Puis-je vous écrire ainsi sans façon ? En n’ayant dans l’esprit qu’une seule pensée : que je suis au service d’un enfant très aimé de Dieu, qui est aussi l’enfant de Marie, destiné à faire de grandes choses pour l’Église et pour les âmes, s’il se laisse conduire lui-même par l’Esprit Saint.
Une de mes joies spirituelles les plus fortes éprouvées récemment a été de lire le récit de certaines visites ou contacts. Savez-vous que j’en ai eu des larmes aux yeux ? Si moi j’étais émue à ce point, quels ont dû être les sentiments éveillés dans le cœur de Marie…
Oh, s’il vous plaît, soyez non existant tous ces temps-ci, et n’ayez que Jésus et Marie dans votre cœur, sur vos lèvres. Vous ne pouvez pas vous imaginer les rêves fous qu’ils ont à votre sujet et quelle fierté et consolation vous êtes déjà à présent pour eux.
Mais Satan est une réalité et très proche, avec la terrifiante énergie qu’une haine suscite en lui. Il essayera de vous déprimer et de vous décourager ou de vous faire désirer autre chose que ce que vous avez déjà… Il est tout rempli de conditionnels :
– « si » – « si » qui donne l’impression qu’il n’est pas indiqué maintenant ni dans votre situation de tendre à la sainteté,
– je voudrais bien « si » je savais parler,
– « si » j’étais dans une autre situation…
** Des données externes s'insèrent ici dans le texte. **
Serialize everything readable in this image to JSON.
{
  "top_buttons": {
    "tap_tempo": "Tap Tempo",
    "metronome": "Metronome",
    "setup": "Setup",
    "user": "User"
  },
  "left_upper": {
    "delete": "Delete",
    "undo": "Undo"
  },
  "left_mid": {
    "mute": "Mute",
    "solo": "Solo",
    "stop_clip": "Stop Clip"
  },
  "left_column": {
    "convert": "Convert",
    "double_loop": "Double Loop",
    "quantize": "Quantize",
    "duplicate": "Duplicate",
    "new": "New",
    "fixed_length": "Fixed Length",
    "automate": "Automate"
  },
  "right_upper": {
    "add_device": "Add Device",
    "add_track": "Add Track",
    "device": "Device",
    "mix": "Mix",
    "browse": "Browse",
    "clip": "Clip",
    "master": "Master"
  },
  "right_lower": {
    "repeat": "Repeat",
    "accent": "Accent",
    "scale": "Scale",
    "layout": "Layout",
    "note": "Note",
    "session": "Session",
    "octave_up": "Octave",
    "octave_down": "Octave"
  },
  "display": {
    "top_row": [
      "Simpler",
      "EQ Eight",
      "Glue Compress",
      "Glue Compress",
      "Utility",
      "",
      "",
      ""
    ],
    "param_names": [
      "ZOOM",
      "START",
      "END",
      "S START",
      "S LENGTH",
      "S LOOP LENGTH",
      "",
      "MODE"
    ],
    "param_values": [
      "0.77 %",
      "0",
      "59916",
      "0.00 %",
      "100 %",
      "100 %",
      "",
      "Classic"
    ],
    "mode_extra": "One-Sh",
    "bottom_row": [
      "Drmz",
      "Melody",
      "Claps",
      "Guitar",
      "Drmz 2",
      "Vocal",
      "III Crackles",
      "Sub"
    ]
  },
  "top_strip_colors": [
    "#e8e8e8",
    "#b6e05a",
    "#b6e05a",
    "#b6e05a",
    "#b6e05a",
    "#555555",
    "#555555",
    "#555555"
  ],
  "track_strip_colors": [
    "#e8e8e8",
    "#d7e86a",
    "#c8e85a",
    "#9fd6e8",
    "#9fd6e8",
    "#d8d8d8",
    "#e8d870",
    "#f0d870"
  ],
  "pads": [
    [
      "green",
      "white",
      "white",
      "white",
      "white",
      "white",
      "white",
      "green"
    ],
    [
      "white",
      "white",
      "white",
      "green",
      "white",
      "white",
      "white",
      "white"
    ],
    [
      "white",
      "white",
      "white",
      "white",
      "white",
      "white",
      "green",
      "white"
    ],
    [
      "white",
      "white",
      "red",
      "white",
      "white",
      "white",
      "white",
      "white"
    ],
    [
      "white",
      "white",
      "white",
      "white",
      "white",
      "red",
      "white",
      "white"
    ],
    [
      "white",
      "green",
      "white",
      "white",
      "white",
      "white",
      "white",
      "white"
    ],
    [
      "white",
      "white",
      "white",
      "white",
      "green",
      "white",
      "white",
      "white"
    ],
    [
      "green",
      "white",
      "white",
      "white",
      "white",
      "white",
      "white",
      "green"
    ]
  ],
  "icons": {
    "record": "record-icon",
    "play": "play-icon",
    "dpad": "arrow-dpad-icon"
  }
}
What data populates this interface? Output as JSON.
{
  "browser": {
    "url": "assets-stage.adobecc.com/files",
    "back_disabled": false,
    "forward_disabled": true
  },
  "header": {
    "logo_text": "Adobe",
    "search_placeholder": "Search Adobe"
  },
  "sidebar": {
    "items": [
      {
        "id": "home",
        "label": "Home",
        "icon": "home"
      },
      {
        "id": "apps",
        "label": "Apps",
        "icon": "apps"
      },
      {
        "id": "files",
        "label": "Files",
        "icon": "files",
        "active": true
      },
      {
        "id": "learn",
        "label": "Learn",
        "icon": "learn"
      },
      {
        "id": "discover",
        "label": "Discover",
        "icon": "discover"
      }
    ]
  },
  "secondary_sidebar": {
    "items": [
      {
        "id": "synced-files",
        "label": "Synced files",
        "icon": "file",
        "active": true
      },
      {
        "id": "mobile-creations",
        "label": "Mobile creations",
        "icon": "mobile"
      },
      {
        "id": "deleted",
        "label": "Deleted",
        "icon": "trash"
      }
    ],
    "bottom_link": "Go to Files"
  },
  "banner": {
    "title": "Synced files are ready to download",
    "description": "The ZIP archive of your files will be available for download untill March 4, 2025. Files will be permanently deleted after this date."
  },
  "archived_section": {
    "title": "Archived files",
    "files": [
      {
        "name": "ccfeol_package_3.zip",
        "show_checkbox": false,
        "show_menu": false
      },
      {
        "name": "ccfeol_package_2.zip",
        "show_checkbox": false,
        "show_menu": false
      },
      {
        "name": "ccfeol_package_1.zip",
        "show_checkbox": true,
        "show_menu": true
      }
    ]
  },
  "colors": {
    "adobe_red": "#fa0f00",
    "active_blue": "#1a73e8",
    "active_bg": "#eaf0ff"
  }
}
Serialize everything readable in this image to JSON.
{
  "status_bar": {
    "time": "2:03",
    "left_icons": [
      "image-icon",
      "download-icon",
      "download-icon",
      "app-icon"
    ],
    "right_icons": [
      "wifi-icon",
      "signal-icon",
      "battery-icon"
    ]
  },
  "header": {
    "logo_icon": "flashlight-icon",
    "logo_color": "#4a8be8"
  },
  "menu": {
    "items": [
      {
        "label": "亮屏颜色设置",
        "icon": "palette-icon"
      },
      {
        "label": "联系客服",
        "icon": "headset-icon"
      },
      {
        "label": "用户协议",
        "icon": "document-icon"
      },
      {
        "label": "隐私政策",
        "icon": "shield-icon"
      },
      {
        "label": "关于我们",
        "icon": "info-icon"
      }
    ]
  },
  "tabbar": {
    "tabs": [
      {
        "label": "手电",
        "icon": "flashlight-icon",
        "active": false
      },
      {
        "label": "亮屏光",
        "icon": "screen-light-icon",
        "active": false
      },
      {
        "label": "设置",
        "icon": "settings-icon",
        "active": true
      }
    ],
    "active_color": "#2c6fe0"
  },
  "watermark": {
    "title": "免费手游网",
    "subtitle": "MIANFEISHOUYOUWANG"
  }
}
– « si » j’étais ailleurs,
– je voudrais bien « si » et « si »…
Tandis que l’Amour – qui est Dieu – est tout entier :
– « dans » le présent,
– « dans » l’ici,
– « dans » l’aujourd’hui.
Elle décrit ensuite sa prise de contact avec le nonce de Madrid. Fort réservé au début de la rencontre, pessimiste et peu encourageant, il finit toutefois, à la fin de l’entrevue, par lui donner une lettre de recommandation, du genre « passe-partout », mais suffisant pour camoufler sa soi-disant enquête sur l’apostolat en milieu aristocratique.
UN PREMIER PAS
Un ami commun, qui avait été en poste diplomatique à Madrid, indiqua à Veronica, pour toute enquête utile en milieu de la haute aristocratie, le nom de la directrice d’une importante école féminine à Madrid. Il se chargea de préparer celle-ci à l’entrevue, l’invitant à faire pleine confiance à la visiteuse.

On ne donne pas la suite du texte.